Lesson 2: Mathematics of animation curves

# 4. What degree are these curves?

Bonus! In this video we'll connect the degree of these curves to the number of control points in the construction.

## Want to join the conversation?

• this is too hard for me and what is the difference between linear interpulation and a beziar curve?
• Linear interpolation means, that the change is at a constant rate. Imagine an electric garage door closing or sand in an hourglass running.

Bezier curves allow you to make a change in the speed of the changes, accelerate and decelerate things. Since this is the way most things actually move, the beziers are quite essential to animation.
• I got confused within the first 30 seconds... where does Q=(1-t)A + tB come from??
• I dont understand any of this
• so just call brandon brown jr he can tutor you
• My brain is popping. Can anyone explain this whole video?
• linear equals straight
curve equals curve
• for Q=(t-1)A+tB can A swap with B but still have the same answer?
• The resulting curve would be different, assuming we keep R = (1-t)*B+t*C.

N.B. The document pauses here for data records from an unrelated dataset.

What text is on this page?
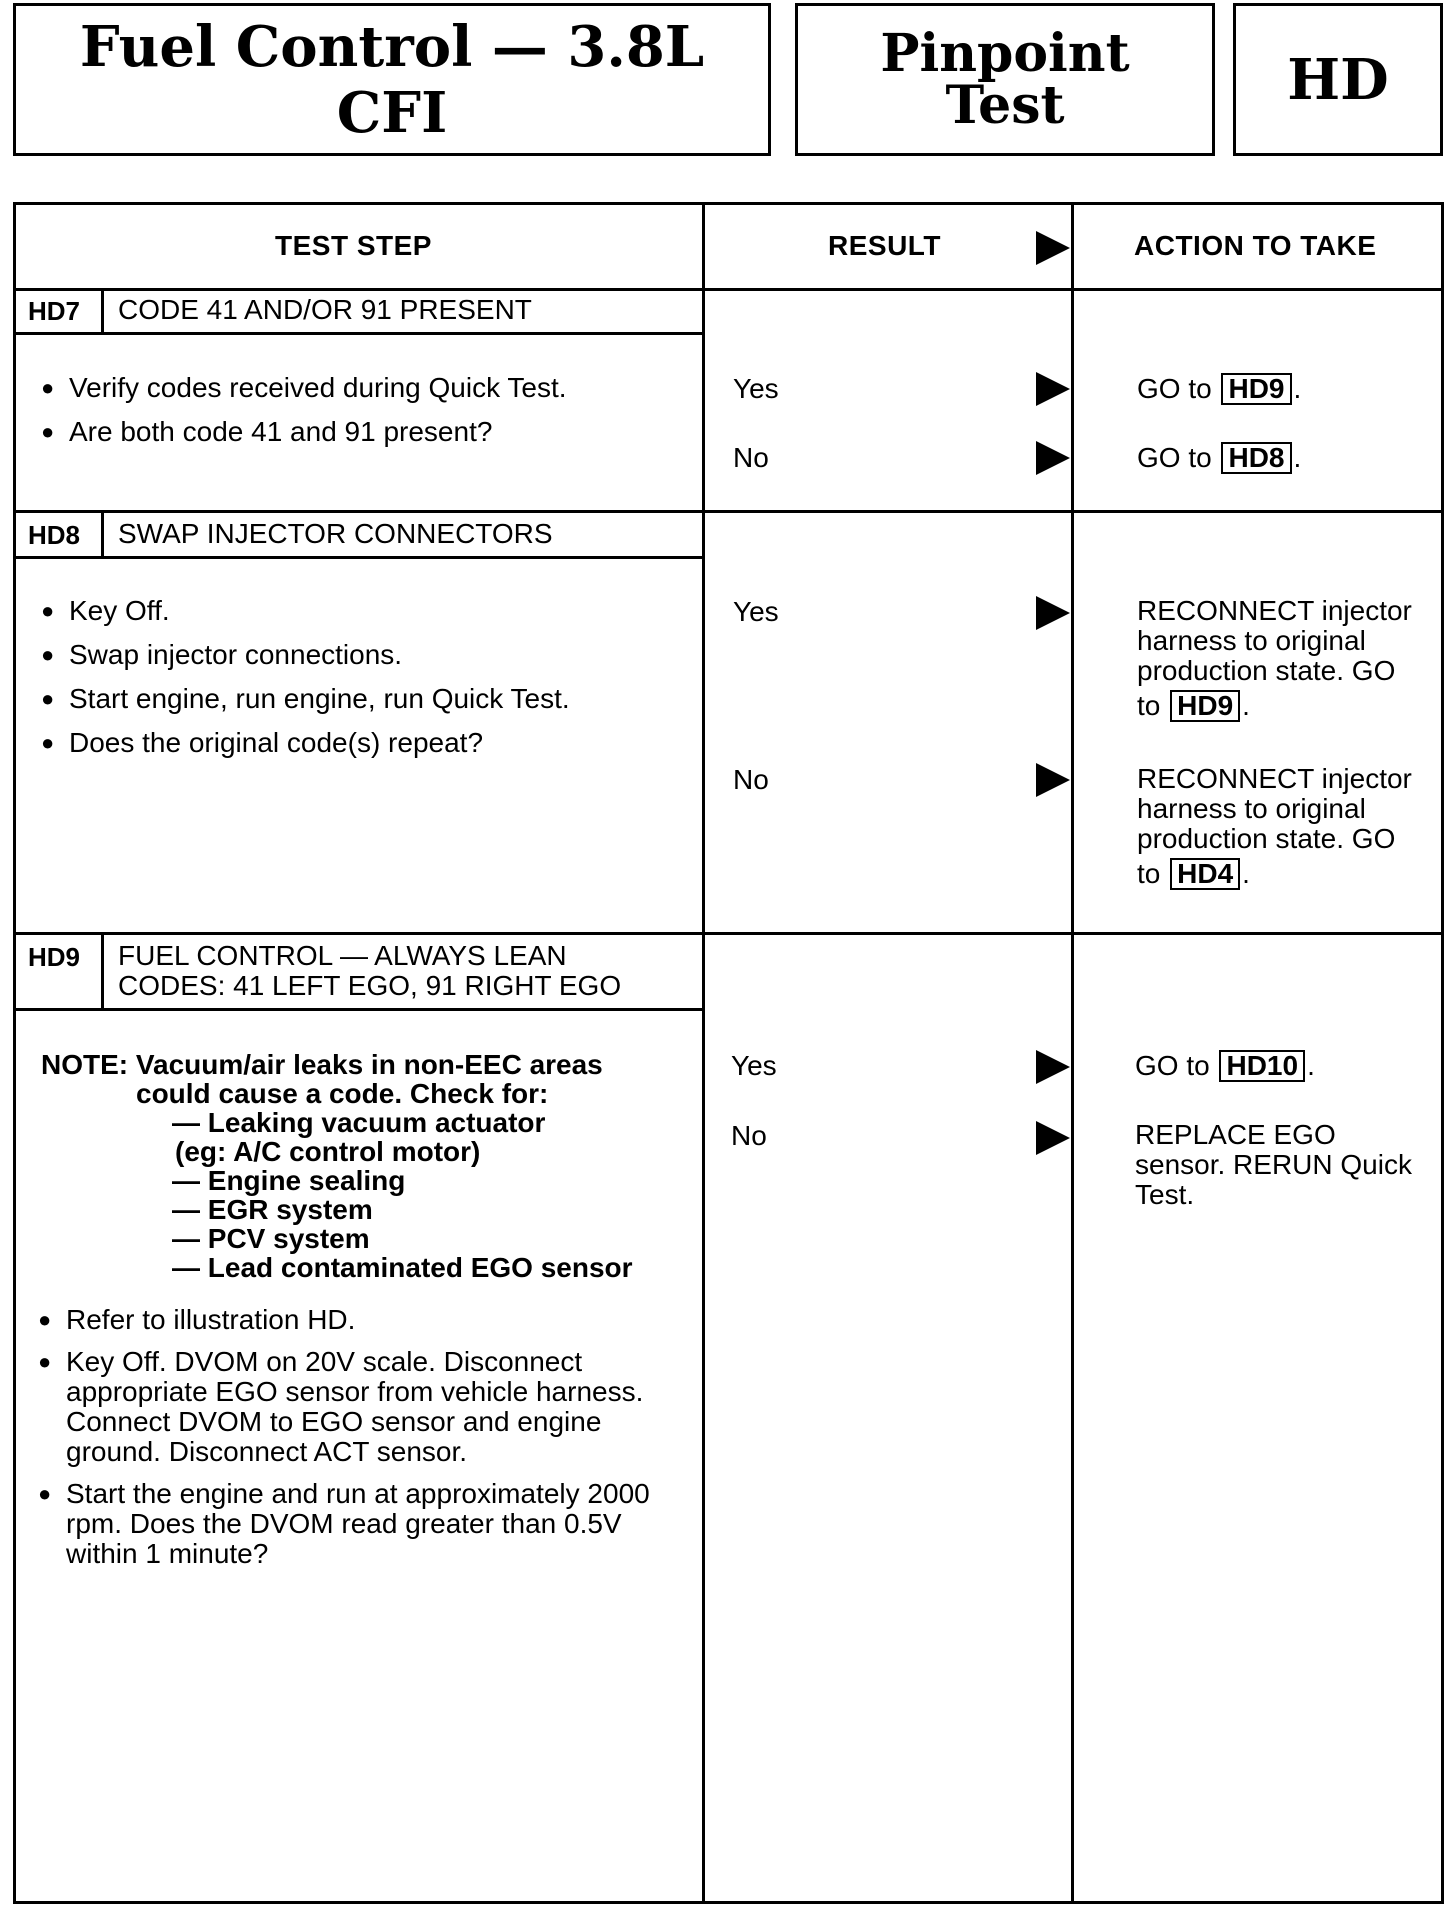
Fuel Control — 3.8L CFI
Pinpoint
Test	HD
TEST STEP	RESULT	ACTION TO TAKE
HD7 CODE 41 AND/OR 91 PRESENT
● Verify codes received during Quick Test.
● Are both code 41 and 91 present?
Yes	GO to HD9 .
No	GO to HD8 .
HD8 SWAP INJECTOR CONNECTORS
● Key Off.
● Swap injector connections.
● Start engine, run engine, run Quick Test.
● Does the original code(s) repeat?
Yes	RECONNECT injector
harness to original
production state. GO
to HD9 .
No	RECONNECT injector
harness to original
production state. GO
to HD4 .
HD9 FUEL CONTROL — ALWAYS LEAN
CODES: 41 LEFT EGO, 91 RIGHT EGO
NOTE: Vacuum/air leaks in non-EEC areas
could cause a code. Check for:
— Leaking vacuum actuator
(eg: A/C control motor)
— Engine sealing
— EGR system
— PCV system
— Lead contaminated EGO sensor
● Refer to illustration HD.
● Key Off. DVOM on 20V scale. Disconnect appropriate EGO sensor from vehicle harness. Connect DVOM to EGO sensor and engine ground. Disconnect ACT sensor.
● Start the engine and run at approximately 2000 rpm. Does the DVOM read greater than 0.5V within 1 minute?
Yes	GO to HD10 .
No	REPLACE EGO
sensor. RERUN Quick
Test.
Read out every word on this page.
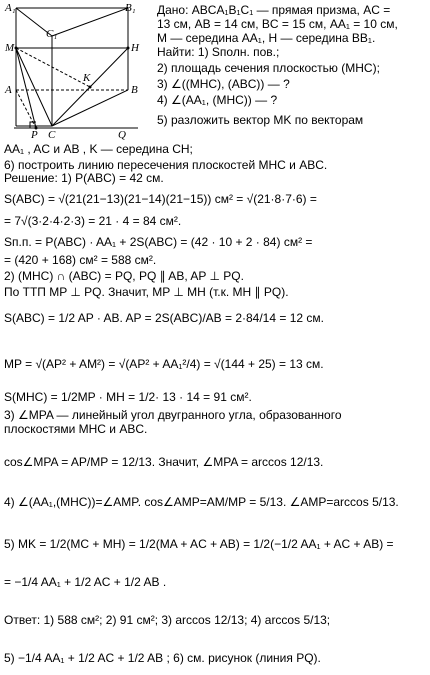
A₁	B₁
C₁
M	H
K
A	B
C
P	Q
Дано: ABCA₁B₁C₁ — прямая призма, AC =
13 см, AB = 14 см, BC = 15 см, AA₁ = 10 см,
M — середина AA₁, H — середина BB₁.
Найти: 1) Sполн. пов.;
2) площадь сечения плоскостью (MHC);
3) ∠((MHC), (ABC)) — ?
4) ∠(AA₁, (MHC)) — ?
5) разложить вектор MK по векторам
AA₁ , AC и AB , K — середина CH;
6) построить линию пересечения плоскостей MHC и ABC.
Решение: 1) P(ABC) = 42 см.
S(ABC) = √(21(21−13)(21−14)(21−15)) см² = √(21·8·7·6) =
= 7√(3·2·4·2·3) = 21 · 4 = 84 см².
Sп.п. = P(ABC) · AA₁ + 2S(ABC) = (42 · 10 + 2 · 84) см² =
= (420 + 168) см² = 588 см².
2) (MHC) ∩ (ABC) = PQ, PQ ∥ AB, AP ⊥ PQ.
По ТТП MP ⊥ PQ. Значит, MP ⊥ MH (т.к. MH ∥ PQ).
S(ABC) = 1/2 AP · AB. AP = 2S(ABC)/AB = 2·84/14 = 12 см.
MP = √(AP² + AM²) = √(AP² + AA₁²/4) = √(144 + 25) = 13 см.
S(MHC) = 1/2MP · MH = 1/2· 13 · 14 = 91 см².
3) ∠MPA — линейный угол двугранного угла, образованного
плоскостями MHC и ABC.
cos∠MPA = AP/MP = 12/13. Значит, ∠MPA = arccos 12/13.
4) ∠(AA₁,(MHC))=∠AMP. cos∠AMP=AM/MP = 5/13. ∠AMP=arccos 5/13.
5) MK = 1/2(MC + MH) = 1/2(MA + AC + AB) = 1/2(−1/2 AA₁ + AC + AB) =
= −1/4 AA₁ + 1/2 AC + 1/2 AB .
Ответ: 1) 588 см²; 2) 91 см²; 3) arccos 12/13; 4) arccos 5/13;
5) −1/4 AA₁ + 1/2 AC + 1/2 AB ; 6) см. рисунок (линия PQ).
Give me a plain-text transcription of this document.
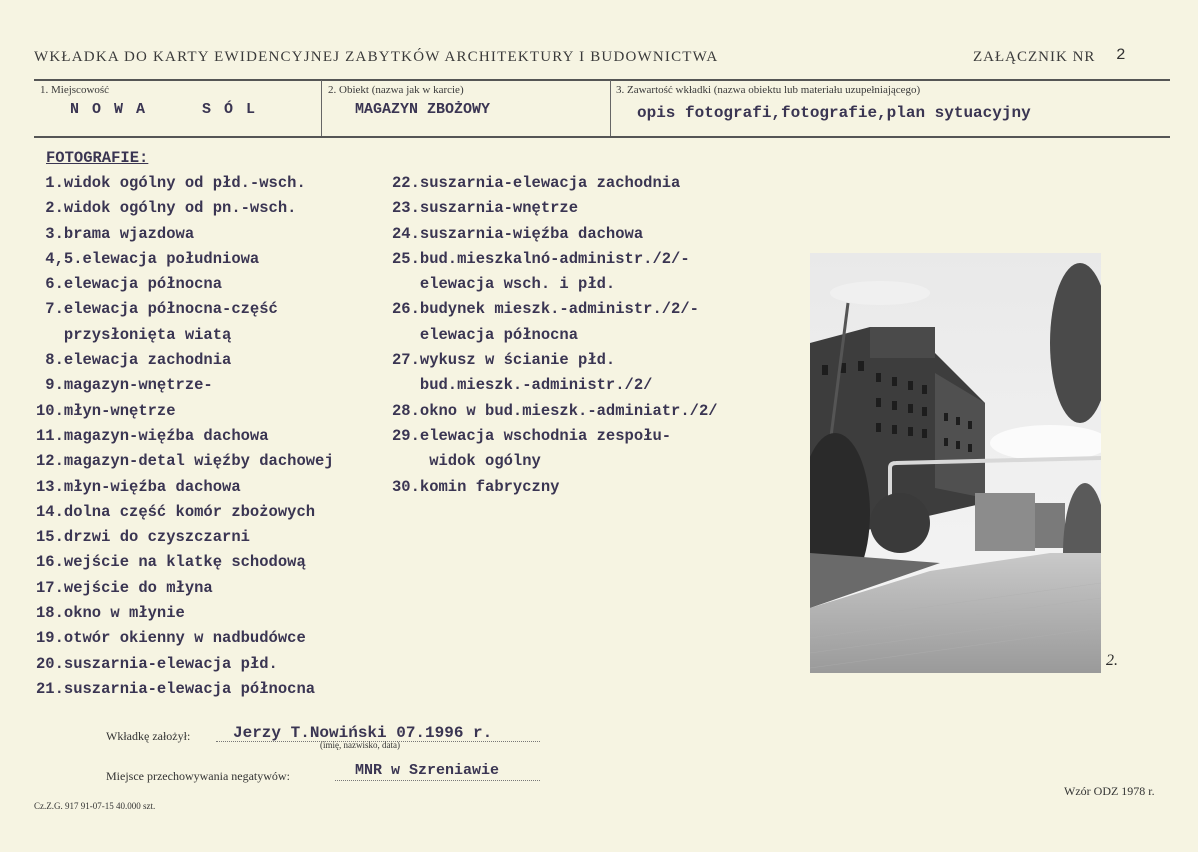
WKŁADKA DO KARTY EWIDENCYJNEJ ZABYTKÓW ARCHITEKTURY I BUDOWNICTWA	ZAŁĄCZNIK NR 2
1. Miejscowość
N O W A     S Ó L
2. Obiekt (nazwa jak w karcie)
MAGAZYN ZBOŻOWY
3. Zawartość wkładki (nazwa obiektu lub materiału uzupełniającego)
opis fotografi,fotografie,plan sytuacyjny
FOTOGRAFIE:
1.widok ogólny od płd.-wsch.
2.widok ogólny od pn.-wsch.
3.brama wjazdowa
4,5.elewacja południowa
6.elewacja północna
7.elewacja północna-część
przysłonięta wiatą
8.elewacja zachodnia
9.magazyn-wnętrze-
10.młyn-wnętrze
11.magazyn-więźba dachowa
12.magazyn-detal więźby dachowej
13.młyn-więźba dachowa
14.dolna część komór zbożowych
15.drzwi do czyszczarni
16.wejście na klatkę schodową
17.wejście do młyna
18.okno w młynie
19.otwór okienny w nadbudówce
20.suszarnia-elewacja płd.
21.suszarnia-elewacja północna
22.suszarnia-elewacja zachodnia
23.suszarnia-wnętrze
24.suszarnia-więźba dachowa
25.bud.mieszkalnó-administr./2/-
elewacja wsch. i płd.
26.budynek mieszk.-administr./2/-
elewacja północna
27.wykusz w ścianie płd.
bud.mieszk.-administr./2/
28.okno w bud.mieszk.-adminiatr./2/
29.elewacja wschodnia zespołu-
widok ogólny
30.komin fabryczny
2.
Wkładkę założył:	Jerzy T.Nowiński 07.1996 r.
(imię, nazwisko, data)
Miejsce przechowywania negatywów:	MNR w Szreniawie
Cz.Z.G. 917 91-07-15 40.000 szt.
Wzór ODZ 1978 r.
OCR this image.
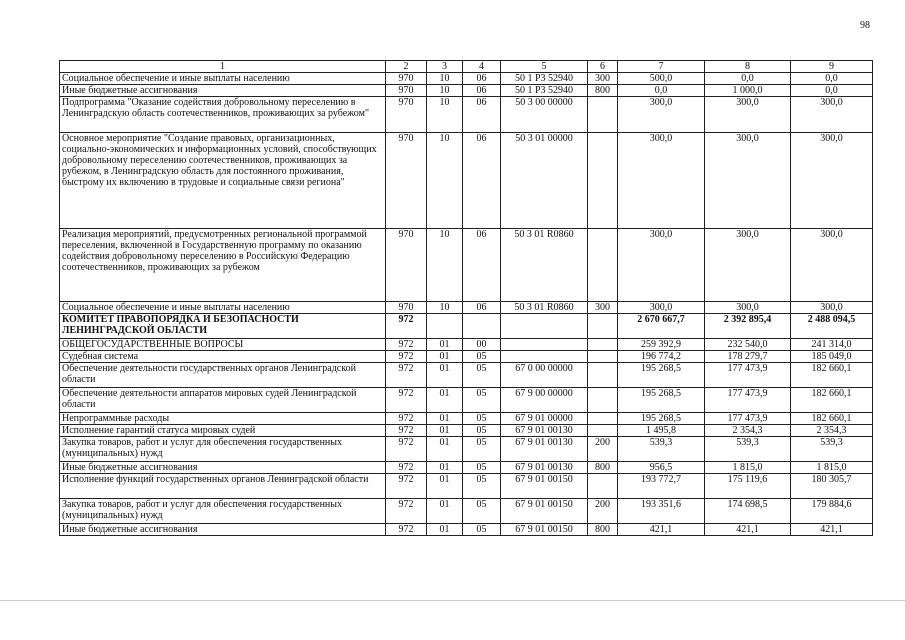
98
1	2	3	4	5	6	7	8	9
Социальное обеспечение и иные выплаты населению	970	10	06	50 1 Р3 52940	300	500,0	0,0	0,0
Иные бюджетные ассигнования	970	10	06	50 1 Р3 52940	800	0,0	1 000,0	0,0
Подпрограмма "Оказание содействия добровольному переселению в Ленинградскую область соотечественников, проживающих за рубежом"	970	10	06	50 3 00 00000		300,0	300,0	300,0
Основное мероприятие "Создание правовых, организационных, социально-экономических и информационных условий, способствующих добровольному переселению соотечественников, проживающих за рубежом, в Ленинградскую область для постоянного проживания, быстрому их включению в трудовые и социальные связи региона"	970	10	06	50 3 01 00000		300,0	300,0	300,0
Реализация мероприятий, предусмотренных региональной программой переселения, включенной в Государственную программу по оказанию содействия добровольному переселению в Российскую Федерацию соотечественников, проживающих за рубежом	970	10	06	50 3 01 R0860		300,0	300,0	300,0
Социальное обеспечение и иные выплаты населению	970	10	06	50 3 01 R0860	300	300,0	300,0	300,0
КОМИТЕТ ПРАВОПОРЯДКА И БЕЗОПАСНОСТИ ЛЕНИНГРАДСКОЙ ОБЛАСТИ	972					2 670 667,7	2 392 895,4	2 488 094,5
ОБЩЕГОСУДАРСТВЕННЫЕ ВОПРОСЫ	972	01	00			259 392,9	232 540,0	241 314,0
Судебная система	972	01	05			196 774,2	178 279,7	185 049,0
Обеспечение деятельности государственных органов Ленинградской области	972	01	05	67 0 00 00000		195 268,5	177 473,9	182 660,1
Обеспечение деятельности аппаратов мировых судей Ленинградской области	972	01	05	67 9 00 00000		195 268,5	177 473,9	182 660,1
Непрограммные расходы	972	01	05	67 9 01 00000		195 268,5	177 473,9	182 660,1
Исполнение гарантий статуса мировых судей	972	01	05	67 9 01 00130		1 495,8	2 354,3	2 354,3
Закупка товаров, работ и услуг для обеспечения государственных (муниципальных) нужд	972	01	05	67 9 01 00130	200	539,3	539,3	539,3
Иные бюджетные ассигнования	972	01	05	67 9 01 00130	800	956,5	1 815,0	1 815,0
Исполнение функций государственных органов Ленинградской области	972	01	05	67 9 01 00150		193 772,7	175 119,6	180 305,7
Закупка товаров, работ и услуг для обеспечения государственных (муниципальных) нужд	972	01	05	67 9 01 00150	200	193 351,6	174 698,5	179 884,6
Иные бюджетные ассигнования	972	01	05	67 9 01 00150	800	421,1	421,1	421,1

Let's picture the value of Q when we give t values from 0 to 1.
- If we use Q = (1-t)*A + t*B, then Q starts at point A and moves on the line segment toward point B.
- If we use Q = (1-t)*B + t*A, then Q starts at point B and moves on the line segment toward point A.

If you plug in the expressions for Q and R into the equation for P, you'll find that P = t(1-t)*A + (1-t)*B + t^2*C, which is different from the equation for P in the video.
• It is elaborated shortly. Please explain with more ease.